Let's say we want to justify if string a is special for string b and string c.

An important observation is, if a special for b and c, then remove the last character of a, got a', it is still special for b and c. That is to say:

if   isSpecial(a,        b, c) is True
then isSpecial(a[0..-1], b, c) is True

This is a sub optimal pattern, so we can use dynamic programming algorithm.

Let f(i, j, k) represents if a[0..i] is special for b[0..j] and c[0..k].

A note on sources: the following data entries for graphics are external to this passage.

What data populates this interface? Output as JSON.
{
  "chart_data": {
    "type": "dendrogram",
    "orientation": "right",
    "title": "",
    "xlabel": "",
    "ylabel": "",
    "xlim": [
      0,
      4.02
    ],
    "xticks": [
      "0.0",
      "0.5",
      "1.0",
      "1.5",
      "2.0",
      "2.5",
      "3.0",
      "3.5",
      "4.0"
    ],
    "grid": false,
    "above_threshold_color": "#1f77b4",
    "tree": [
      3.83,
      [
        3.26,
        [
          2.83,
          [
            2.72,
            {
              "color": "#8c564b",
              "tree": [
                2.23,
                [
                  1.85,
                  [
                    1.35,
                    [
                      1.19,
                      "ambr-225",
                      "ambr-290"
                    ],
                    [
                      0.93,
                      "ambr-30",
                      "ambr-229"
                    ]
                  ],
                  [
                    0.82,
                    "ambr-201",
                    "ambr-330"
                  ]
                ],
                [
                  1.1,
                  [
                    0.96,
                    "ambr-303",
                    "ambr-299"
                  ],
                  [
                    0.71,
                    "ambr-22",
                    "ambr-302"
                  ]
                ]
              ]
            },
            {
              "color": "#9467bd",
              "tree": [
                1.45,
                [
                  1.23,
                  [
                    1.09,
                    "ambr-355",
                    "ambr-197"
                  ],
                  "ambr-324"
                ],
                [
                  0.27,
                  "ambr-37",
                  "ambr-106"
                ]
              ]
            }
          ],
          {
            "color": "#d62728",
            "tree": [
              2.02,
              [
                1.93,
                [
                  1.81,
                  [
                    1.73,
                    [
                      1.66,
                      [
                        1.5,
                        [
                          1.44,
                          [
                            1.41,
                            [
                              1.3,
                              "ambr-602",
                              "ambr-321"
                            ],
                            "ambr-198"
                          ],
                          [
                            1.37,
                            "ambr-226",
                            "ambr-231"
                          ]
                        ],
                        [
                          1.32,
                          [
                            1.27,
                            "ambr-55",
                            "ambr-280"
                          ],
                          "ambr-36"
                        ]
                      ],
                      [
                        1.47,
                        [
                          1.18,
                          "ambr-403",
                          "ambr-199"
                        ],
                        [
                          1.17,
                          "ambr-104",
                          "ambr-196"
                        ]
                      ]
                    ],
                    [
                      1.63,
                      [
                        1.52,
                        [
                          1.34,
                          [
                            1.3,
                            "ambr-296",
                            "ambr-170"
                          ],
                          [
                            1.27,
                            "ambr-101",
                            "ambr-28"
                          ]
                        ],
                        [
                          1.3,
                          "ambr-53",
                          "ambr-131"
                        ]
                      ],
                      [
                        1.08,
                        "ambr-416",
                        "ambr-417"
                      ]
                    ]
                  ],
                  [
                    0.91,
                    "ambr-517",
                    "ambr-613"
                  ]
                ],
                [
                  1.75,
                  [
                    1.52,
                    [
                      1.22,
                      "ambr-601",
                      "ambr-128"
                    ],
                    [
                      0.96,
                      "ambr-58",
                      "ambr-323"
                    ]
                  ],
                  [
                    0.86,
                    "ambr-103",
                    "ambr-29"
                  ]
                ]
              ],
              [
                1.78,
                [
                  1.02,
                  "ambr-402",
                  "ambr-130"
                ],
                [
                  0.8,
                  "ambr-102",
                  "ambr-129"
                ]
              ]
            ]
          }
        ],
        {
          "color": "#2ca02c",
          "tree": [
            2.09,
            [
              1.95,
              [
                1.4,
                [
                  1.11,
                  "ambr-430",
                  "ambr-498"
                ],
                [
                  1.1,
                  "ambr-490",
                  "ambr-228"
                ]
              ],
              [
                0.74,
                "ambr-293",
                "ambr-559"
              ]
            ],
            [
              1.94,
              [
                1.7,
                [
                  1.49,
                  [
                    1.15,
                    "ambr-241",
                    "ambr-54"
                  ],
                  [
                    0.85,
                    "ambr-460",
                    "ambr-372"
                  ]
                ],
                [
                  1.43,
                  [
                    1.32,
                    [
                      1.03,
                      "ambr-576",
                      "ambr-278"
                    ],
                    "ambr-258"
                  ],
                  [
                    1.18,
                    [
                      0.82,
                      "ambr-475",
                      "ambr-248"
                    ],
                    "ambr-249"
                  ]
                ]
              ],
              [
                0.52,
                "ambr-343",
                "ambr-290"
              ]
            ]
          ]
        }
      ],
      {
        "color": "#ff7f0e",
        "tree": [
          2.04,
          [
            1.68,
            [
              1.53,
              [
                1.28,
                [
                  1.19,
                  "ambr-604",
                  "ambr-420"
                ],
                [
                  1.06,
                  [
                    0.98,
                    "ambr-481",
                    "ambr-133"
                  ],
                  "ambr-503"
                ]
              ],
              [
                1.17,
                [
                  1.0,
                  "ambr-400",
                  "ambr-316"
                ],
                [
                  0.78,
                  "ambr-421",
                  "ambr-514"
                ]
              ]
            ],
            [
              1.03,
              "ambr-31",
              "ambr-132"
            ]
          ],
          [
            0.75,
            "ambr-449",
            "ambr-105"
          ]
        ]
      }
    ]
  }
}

a[i] == b[j]  => f(i, j, k) sub pattern is f(i-1, j-1, k)
a[i] == c[k]  => f(i, j, k) sub pattern is f(i-1, j, k-1)
otherwise     => f(i, j, k) sub pattern is f(i, j, k-1) & f(i, j-1, k)

I have written a small c program to verify this algorithm. Code is not as concise as the algorithm though.

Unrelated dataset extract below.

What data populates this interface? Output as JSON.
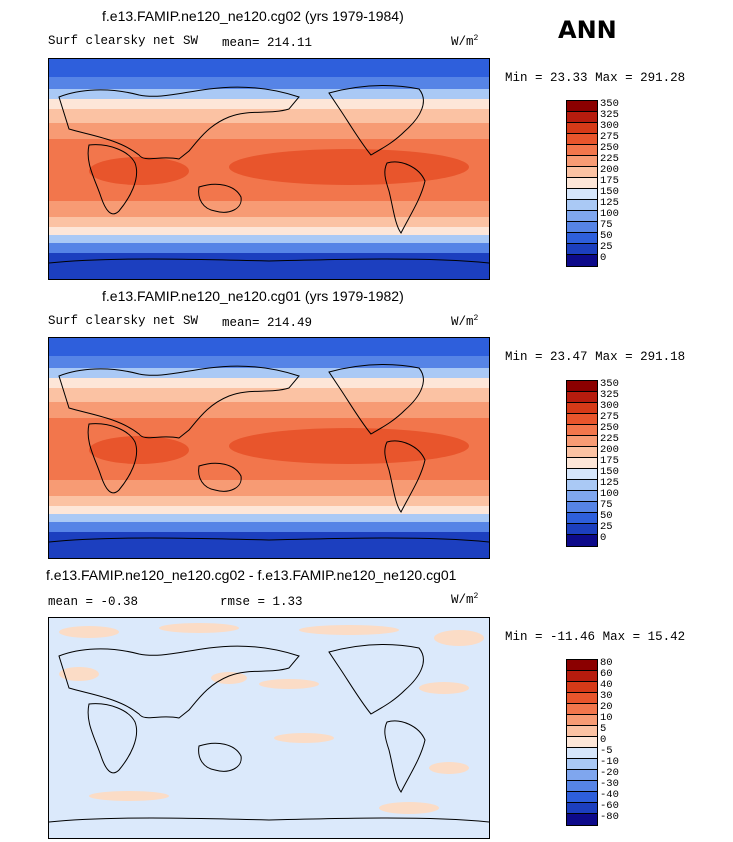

Time complexity O(la*lb*lc), space complexity O(la*lb*lc)

#include <stdio.h>
#include <string.h>
#include <stdbool.h>
#include <ctype.h>

#define MAX_LEN 10
#define SPECIAL '#'

bool f[MAX_LEN+1][MAX_LEN+1][MAX_LEN+1];

bool isSpecialName(char *pa, char *pb, char *pc) {
    int la = strlen(pa);
    int lb = strlen(pb);
    int lc = strlen(pc);

    if (la > lb + lc) return false;

    memset(f, false, sizeof(f));
    memset(f[0], true, sizeof(f[0]));

    for (int i=1; i<=la; ++i) for (int j=0; j<=lb; ++j) for (int k=0; k<=lc; ++k) {
        char a = tolower(pa[i-1]);
        char b = j > 0 ? tolower(pb[j-1]) : SPECIAL;
        char c = k > 0 ? tolower(pc[k-1]) : SPECIAL;

        if (j > 0)  f[i][j][k] = f[i][j-1][k]   || f[i][j][k];
        if (k > 0)  f[i][j][k] = f[i][j][k-1]   || f[i][j][k];
        if (a == b) f[i][j][k] = f[i-1][j-1][k] || f[i][j][k];
        if (a == c) f[i][j][k] = f[i-1][j][k-1] || f[i][j][k];
    }

    return f[la][lb][lc];
}

void check(char *a, char *b, char *c) {
    if (isSpecialName(a, b, c)) fprintf(stdout, "'%s' *IS* special name of '%s' and '%s'\n", a, b, c);
    else fprintf(stderr, "'%s' is *NOT* special of '%s' and '%s'\n", a, b, c);
}

int main() {
    check("ab", "a", "b");
    check("Dan", "Jane", "Adam");
    check("Henry", "Hunter", "Wendy");
    check("abcd", "ac", "bd");
    check("abcd", "ac", "bb");
    return 0;
}

Answer 2

There are only two or less possibilities when you start matching from the start: either take the first occurrence in mother's or in father's name. Later occurrences could also work, but if they do, taking the first occurence has to work too. So we can write a pretty simple algorithm:

function isSpecialName(child, mother, father) {
    child = child.toLowerCase();
    mother = mother.toLowerCase();
    father = father.toLowerCase();
    for (let i = 0, x = 0, y = 0; i < child.length; i++) {
        let m = mother.indexOf(child[i], x), f = father.indexOf(child[i], y);
        if (m < 0 && f < 0)
            return false;    
        if (f < 0)
            x = m + 1;
        else if (m < 0)
            y = f + 1;
        else if (isSpecialName(
                    child.substr(i + 1), mother.substr(m + 1), father.substr(y)))
            return true;
        else
            y = f + 1;
    }
    return true;
}